The Sydney Declaration that nearly wasn't

The historic Sydney Declaration on climate change adopted by APEC over the weekend nearly didn’t get over the line.

The Canberra Times understands that just hours before the declaration was unveiled by the Prime Minister on the shores of Sydney Harbour China’s President Hu Jintao was uncertain about whether to commit to it.

It took the leaders meeting itself to get the President to agree to the statement that his officials had helped draft.

The content of the draft was only agreed between officials at 6.00pm the night before with the final wording decided at 11.30pm.

Officials involved in the drafting were relieved and pleasantly surprised when the leaders meeting adopted the draft unaltered...

Malaysia and the Philippines also objected to the draft, in particular to the idea of an aspirational target for cutting greenhouse gas emissions that to which both developing and developed countries would be committed.

Under the Kyoto Protocol, ratified by developing countries and by developed countries other than Australia and the United States, only developed nations face emissions targets.

The Sydney Declaration opens the door for targets to be applied to developing nations including China and India for the first time.

The Prime Minister expressed irritation at yesterday’s post-APEC press conference when asked by a Japan’s Fuji TV whether there had been any point in agreeing to an “aspirational goal” that was neither enforceable nor applicable to specific countries.

Mr Howard said he and Australia’s negotiators had achieved the maximum that anyone could.

“What one has to do is find the maximum that individual countries can agree to at the present time, take that, bank it and then move on to something further in the future,” he said.

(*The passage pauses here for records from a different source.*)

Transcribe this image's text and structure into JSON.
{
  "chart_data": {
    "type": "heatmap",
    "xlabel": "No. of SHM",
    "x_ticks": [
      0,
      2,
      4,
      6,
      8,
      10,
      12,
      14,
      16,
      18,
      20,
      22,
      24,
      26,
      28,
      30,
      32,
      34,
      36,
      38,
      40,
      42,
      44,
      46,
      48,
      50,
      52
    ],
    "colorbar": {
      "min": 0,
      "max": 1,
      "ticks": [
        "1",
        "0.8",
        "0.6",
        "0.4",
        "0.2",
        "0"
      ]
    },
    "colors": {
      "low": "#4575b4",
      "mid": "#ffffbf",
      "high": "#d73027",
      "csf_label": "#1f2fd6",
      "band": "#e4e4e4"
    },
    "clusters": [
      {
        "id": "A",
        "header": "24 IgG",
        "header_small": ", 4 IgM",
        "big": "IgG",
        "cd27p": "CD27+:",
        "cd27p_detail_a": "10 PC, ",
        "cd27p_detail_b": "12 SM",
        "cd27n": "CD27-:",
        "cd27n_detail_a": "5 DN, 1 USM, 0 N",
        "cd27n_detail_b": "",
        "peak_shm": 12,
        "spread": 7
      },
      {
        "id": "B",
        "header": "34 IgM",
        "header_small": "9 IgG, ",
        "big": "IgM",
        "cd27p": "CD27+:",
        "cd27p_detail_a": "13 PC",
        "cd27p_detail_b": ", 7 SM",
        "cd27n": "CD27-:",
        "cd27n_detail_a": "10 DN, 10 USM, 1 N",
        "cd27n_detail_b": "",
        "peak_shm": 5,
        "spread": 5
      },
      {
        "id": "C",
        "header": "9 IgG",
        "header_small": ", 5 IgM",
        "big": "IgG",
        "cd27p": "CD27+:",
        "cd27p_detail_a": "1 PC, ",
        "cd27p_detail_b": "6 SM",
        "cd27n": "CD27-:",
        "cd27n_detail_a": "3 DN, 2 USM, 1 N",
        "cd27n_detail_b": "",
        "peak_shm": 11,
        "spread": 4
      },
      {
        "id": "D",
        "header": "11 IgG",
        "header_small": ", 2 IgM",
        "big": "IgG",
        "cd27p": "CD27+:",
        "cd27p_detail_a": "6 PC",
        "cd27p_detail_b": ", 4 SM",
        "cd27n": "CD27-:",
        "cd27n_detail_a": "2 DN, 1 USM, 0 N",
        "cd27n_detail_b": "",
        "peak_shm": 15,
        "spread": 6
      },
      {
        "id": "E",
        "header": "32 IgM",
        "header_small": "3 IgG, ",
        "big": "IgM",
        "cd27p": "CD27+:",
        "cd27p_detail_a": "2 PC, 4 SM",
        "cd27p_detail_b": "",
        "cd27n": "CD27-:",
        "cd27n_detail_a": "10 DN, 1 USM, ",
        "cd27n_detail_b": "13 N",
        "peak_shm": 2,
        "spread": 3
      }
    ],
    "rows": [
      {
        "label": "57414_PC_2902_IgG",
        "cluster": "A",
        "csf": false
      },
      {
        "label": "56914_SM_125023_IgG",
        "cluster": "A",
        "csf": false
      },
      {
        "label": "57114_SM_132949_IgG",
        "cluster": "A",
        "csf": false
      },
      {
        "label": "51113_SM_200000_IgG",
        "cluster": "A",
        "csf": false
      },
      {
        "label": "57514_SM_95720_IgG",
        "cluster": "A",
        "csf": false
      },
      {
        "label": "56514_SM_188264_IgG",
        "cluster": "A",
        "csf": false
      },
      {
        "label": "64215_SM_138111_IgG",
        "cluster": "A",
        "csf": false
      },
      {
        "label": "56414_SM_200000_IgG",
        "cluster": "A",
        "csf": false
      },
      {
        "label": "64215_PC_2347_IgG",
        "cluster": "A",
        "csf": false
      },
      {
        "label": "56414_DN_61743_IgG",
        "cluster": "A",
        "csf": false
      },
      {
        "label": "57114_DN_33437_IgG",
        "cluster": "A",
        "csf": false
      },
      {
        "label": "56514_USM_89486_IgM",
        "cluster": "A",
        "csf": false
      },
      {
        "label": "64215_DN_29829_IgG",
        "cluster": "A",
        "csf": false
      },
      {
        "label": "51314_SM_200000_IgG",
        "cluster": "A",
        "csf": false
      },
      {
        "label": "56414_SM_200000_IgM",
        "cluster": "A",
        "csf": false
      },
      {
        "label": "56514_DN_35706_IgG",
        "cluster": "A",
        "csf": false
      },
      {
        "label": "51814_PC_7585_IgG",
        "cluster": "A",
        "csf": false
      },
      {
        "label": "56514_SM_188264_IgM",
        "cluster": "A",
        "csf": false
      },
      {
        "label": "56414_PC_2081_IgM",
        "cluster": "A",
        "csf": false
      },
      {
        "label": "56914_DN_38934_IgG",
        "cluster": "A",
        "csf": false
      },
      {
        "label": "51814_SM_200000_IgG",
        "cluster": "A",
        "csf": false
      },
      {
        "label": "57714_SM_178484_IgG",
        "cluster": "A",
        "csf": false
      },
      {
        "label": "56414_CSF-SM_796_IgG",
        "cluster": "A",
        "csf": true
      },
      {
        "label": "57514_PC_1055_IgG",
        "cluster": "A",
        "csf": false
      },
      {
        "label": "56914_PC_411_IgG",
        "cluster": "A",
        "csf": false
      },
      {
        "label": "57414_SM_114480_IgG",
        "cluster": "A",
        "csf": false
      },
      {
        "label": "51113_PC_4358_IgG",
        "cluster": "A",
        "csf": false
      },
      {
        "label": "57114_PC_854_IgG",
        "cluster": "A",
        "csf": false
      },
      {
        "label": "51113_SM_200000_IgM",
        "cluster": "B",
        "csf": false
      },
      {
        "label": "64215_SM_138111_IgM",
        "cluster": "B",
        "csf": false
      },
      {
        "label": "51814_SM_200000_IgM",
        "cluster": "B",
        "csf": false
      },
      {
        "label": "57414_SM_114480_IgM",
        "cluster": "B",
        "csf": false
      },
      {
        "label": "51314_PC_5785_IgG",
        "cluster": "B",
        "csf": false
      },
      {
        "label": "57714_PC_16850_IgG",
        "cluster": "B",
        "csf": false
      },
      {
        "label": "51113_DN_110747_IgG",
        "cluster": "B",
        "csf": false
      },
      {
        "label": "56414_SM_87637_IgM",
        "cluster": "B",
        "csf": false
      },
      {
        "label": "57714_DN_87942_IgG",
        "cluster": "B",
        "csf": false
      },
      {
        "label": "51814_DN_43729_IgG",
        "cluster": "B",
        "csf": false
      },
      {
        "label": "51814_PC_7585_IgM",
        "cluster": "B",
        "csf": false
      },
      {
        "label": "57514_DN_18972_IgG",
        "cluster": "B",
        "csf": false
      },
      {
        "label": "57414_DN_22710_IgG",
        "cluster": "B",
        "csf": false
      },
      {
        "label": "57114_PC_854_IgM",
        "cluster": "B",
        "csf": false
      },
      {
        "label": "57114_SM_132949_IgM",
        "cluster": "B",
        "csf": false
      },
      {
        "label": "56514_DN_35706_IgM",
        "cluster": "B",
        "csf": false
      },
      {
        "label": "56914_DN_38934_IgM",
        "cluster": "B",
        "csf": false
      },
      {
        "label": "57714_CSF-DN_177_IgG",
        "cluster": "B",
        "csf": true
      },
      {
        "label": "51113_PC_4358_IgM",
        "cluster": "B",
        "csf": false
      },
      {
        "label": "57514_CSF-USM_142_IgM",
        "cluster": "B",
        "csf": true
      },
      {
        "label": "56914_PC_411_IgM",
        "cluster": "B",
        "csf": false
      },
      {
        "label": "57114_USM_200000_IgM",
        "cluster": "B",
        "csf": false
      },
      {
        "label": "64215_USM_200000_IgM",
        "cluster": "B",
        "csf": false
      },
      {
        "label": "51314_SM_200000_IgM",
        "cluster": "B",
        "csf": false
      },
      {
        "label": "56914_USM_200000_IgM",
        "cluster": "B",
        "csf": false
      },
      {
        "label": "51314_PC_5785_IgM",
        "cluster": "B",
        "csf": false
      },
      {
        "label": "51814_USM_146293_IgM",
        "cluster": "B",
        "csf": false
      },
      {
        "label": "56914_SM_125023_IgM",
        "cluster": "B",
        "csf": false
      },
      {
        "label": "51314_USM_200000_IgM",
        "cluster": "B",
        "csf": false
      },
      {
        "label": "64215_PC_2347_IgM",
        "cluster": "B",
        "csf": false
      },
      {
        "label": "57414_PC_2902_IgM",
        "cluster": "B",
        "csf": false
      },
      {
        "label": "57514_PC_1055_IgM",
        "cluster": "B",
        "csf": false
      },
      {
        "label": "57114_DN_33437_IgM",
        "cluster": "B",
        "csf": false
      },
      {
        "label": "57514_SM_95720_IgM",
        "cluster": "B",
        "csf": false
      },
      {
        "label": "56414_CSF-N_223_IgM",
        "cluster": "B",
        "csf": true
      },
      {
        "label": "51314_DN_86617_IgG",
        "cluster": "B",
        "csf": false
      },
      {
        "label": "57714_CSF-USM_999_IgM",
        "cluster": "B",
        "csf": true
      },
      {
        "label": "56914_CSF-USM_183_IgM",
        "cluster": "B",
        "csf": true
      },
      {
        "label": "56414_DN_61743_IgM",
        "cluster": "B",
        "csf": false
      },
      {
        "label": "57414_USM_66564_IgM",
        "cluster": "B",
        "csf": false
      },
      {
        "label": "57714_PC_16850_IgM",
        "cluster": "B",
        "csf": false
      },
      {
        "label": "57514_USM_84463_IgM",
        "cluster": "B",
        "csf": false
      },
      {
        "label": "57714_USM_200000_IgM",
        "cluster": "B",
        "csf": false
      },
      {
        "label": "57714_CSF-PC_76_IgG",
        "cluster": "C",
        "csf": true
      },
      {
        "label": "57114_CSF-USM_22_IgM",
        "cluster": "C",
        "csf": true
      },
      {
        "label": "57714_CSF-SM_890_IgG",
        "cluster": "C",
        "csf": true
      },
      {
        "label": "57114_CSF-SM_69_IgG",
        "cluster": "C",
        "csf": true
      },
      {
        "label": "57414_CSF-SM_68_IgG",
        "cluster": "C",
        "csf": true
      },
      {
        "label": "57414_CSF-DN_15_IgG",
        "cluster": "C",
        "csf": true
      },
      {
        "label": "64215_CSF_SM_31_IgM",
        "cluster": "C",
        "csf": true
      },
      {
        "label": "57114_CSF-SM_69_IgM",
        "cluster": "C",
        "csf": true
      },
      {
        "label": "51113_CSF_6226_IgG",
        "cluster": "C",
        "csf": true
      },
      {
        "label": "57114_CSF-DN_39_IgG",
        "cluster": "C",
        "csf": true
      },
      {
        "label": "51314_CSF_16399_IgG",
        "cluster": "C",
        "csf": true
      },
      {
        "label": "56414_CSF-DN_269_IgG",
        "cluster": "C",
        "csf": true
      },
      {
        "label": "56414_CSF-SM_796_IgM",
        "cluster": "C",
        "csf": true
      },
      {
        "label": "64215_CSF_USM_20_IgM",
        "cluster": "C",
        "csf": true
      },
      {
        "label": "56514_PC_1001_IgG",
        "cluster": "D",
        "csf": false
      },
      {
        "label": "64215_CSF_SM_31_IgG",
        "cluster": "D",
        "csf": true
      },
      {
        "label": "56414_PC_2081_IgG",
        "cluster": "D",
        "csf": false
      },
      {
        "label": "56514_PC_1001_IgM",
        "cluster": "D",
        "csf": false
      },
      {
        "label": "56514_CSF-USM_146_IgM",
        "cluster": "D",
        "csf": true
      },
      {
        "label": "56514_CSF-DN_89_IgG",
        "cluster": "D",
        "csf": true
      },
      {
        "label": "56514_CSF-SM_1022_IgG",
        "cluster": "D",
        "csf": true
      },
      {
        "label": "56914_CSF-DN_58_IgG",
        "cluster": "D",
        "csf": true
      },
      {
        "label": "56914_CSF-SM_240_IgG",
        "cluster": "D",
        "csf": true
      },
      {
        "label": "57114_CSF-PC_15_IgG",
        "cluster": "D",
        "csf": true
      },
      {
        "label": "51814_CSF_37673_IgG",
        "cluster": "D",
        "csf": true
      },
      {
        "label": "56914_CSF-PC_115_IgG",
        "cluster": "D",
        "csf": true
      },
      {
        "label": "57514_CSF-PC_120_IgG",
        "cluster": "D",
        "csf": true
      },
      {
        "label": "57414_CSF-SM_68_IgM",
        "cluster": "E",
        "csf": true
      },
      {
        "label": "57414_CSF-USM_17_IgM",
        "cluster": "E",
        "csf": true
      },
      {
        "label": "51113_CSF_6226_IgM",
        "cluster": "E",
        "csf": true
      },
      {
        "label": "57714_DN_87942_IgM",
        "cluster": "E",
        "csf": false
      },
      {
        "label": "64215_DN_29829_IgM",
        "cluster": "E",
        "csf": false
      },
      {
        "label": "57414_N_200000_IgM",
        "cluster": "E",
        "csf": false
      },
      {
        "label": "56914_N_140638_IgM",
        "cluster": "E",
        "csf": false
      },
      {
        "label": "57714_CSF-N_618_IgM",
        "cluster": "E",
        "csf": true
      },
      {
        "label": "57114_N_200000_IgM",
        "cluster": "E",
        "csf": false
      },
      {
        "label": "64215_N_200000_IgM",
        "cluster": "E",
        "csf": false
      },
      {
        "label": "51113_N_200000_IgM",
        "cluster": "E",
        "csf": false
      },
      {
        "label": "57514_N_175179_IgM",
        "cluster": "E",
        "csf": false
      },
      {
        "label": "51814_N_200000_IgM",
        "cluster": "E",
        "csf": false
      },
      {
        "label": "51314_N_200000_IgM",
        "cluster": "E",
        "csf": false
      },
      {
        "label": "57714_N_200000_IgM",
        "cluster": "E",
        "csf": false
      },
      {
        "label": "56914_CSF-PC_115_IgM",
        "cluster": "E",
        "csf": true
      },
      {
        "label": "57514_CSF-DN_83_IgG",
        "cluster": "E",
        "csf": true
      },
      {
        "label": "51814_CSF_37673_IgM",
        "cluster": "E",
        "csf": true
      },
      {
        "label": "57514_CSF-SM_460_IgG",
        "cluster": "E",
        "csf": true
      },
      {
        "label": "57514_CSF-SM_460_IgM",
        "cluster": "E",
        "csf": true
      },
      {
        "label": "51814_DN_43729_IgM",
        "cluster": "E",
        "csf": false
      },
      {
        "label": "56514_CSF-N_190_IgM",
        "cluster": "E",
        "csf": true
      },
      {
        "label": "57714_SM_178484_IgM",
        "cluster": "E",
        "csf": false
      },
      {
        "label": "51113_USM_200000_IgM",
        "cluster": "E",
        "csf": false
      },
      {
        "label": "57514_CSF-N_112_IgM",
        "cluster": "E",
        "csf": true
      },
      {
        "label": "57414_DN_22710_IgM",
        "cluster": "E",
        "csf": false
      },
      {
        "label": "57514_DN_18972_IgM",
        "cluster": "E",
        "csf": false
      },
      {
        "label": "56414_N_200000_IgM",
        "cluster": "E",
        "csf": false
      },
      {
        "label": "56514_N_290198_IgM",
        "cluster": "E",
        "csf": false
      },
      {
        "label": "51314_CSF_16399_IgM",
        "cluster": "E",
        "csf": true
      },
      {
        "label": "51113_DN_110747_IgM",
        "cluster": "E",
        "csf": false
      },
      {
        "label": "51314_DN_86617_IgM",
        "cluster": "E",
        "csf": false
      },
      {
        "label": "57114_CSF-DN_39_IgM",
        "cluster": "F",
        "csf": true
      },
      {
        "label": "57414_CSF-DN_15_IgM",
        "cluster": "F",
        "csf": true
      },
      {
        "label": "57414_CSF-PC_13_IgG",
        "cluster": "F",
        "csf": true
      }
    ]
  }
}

Anyone who higher goals was “either ignorant of what was achievable. or setting those goals for purely political reasons without any regard to the merits of what is involved”.

He said that just months before the meeting he was doubtful that he could achieve an agreement. “But we did. I don’t want to overstate it, but it is a step forward. To get China, Russia, the United States - the major polluters - agreeing on the need for an aspirational gaol is a big step forward”.

The US was reluctant until two months ago. As recently as one year ago it had argued publicly that the UN had no role in climate change negotiations and that there was no need for an international agreement to succeed Kyoto.

Like China, the US was concerned that a worldwide “aspirational target” would inevitably lead to specific country-by-country targets.

Officials taking part in the negotiations agree, saying that if the post Kyoto agreement is to embody a global aspirational goal, as the 21 APEC leaders now say it should, the next question will be what that goal will be. The question will be decided on the science, with the likely target being a cut in global greenhouse gas emissions of at least 50 per cent by 2050, perhaps as much as 80 per cent.

An aspirational cut that big will necessarily require nations such as the US and China to volunteer specific binding targets.

The Prime Minister yesterday indicated that that was his thinking saying that he saw the process as a series of steps.

“At each of these meetings you should try and take the process a step forward. You should try and get as much as you can realistically hope to get given the nature of the meeting and the circumstances of the time. If we keep building on the previous agreements and we keep moving forward, we’re going to achieve something”.

Indonesia is understood to overcome its previous oppositional to the concept of an aspirational target because it wanted an agreement in Sydney that would give it something to build on when it hosted a UN meeting on climate change in Bali later this year.

China is thought to have agreed in order to achieve consensus at APEC and because of the emphasis in the declaration on technology as a means of cutting greenhouse gas emissions. If China was able to replace much of its energy generation equipment with Japan’s technology it could cut its greenhouse gas emissions dramatically without scaling back its economic growth.